There is no easy answer to our evil. Human power won’t stop it; whether you’re talking peaceful political change or violent revolution, the unscrupulous always have the advantage, and will tend to rise to the top. Human institutions won’t stop it; there is no constitution so perfectly written that it cannot be destroyed in the end by those who would subvert it to their own purposes. Human cultures won’t stop it; just watch the way our own is going. We still react with horror and anguish to the atrocity in Connecticut—but many immediately begin trying to use that horror and anguish to serve their own agendas; and in the meantime, more and more voices argue that children aren’t that important, and neither are the elderly, because they can’t do anything for us. In the normal course of history, those who have no power are sacrificed to serve the purposes of those who do. Our world is dark, and there is no easy answer for the darkness.
And so God gave us no easy answer. He didn’t give us a better flashlight and tell us to find our own way out; he didn’t tell us to just try harder, be nicer, or like ourselves better. He didn’t even just tell us to love one another. He didn’t leave the burden on our shoulders at all; he took that burden, and he gave us himself. He knew our death; he knew the evil that we do, for he experienced it in his own flesh. He bore our griefs and carried our sorrows—he was pierced for our sins, and crushed for all our wrongdoing—he took the punishment for all our evil thoughts and actions, and freely made himself the sacrifice for our deep guilt. He took our wounds, so that we might be healed.

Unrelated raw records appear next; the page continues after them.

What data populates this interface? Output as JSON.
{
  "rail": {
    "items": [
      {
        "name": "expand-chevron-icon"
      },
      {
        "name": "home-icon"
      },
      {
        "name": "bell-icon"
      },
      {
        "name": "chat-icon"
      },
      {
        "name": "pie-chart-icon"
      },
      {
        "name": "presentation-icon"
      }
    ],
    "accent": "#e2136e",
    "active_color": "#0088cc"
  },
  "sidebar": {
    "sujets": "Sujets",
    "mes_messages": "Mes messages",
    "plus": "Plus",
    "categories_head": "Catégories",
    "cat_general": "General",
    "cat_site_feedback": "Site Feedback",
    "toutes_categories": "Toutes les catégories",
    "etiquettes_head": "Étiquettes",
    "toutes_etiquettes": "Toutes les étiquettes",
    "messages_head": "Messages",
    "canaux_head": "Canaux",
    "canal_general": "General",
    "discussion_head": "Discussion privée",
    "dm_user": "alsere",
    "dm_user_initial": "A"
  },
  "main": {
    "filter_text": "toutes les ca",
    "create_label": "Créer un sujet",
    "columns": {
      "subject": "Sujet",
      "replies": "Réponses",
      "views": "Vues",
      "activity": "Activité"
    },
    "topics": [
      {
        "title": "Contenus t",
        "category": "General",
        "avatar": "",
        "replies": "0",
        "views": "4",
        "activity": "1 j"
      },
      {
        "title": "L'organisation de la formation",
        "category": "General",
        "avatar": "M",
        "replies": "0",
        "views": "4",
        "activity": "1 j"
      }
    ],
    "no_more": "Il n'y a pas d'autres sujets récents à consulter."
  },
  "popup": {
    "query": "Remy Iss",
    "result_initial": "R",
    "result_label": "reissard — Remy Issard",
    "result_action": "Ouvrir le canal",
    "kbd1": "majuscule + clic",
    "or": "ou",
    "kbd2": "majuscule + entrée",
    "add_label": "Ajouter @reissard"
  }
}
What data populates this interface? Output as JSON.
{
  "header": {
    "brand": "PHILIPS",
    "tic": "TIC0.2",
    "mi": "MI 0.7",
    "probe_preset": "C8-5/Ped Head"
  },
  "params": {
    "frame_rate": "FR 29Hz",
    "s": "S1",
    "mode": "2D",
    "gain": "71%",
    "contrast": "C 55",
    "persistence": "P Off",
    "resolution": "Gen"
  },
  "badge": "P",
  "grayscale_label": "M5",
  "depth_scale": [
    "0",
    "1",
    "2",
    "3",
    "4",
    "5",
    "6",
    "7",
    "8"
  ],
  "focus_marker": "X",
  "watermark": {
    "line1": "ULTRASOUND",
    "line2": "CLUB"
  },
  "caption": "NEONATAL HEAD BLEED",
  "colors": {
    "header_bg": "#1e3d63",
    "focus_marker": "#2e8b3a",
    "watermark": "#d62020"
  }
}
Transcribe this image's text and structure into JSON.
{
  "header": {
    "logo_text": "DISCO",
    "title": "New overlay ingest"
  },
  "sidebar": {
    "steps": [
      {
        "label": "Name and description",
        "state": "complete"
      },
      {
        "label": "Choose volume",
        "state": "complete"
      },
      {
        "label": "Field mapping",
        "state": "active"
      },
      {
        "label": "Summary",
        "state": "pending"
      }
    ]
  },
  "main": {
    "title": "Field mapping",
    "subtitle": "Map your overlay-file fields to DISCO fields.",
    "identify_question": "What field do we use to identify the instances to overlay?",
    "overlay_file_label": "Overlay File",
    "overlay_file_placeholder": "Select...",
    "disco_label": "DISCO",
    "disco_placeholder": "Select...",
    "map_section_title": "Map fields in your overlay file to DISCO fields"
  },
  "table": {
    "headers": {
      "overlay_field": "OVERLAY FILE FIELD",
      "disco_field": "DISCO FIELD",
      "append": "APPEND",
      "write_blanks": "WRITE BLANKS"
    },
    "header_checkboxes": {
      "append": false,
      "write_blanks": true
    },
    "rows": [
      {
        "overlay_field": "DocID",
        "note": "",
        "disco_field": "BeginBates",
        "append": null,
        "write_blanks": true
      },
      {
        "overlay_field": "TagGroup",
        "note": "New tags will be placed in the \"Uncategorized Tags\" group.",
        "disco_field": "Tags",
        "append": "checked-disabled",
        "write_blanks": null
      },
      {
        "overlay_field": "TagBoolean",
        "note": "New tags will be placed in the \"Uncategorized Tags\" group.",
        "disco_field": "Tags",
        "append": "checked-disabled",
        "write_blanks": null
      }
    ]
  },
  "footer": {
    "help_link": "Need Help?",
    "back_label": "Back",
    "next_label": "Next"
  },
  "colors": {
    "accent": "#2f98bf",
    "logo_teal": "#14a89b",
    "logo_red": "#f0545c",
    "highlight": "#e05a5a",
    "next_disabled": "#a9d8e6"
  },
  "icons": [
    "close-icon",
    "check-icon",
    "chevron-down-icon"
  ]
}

In doing this, he canceled the power of sin over us; in rising from the dead, he broke the power of death; and by this, he set an end to them and all their works. A voice is heard in Ramah—a voice is heard in Newtown—a voice is heard in Auschwitz—a voice is heard in Bethlehem—a voice echoes down the halls of our history of grief: Rachel weeping for her children, weeping for all of us, because they are no more. And then, in response, comes another voice, promised by Jeremiah: “Do not weep. There is hope for your future; your children will come home.” All the works of evil will be undone; as Sam Gamgee put it, everything sad will come untrue. The baby born in Bethlehem among the Temple’s sacrificial lambs is the Man of Sorrows who died to give us life is the risen Lord who is coming again to take his children home. All shall be made new, and all shall be well, and all shall be made right: because he has already done it.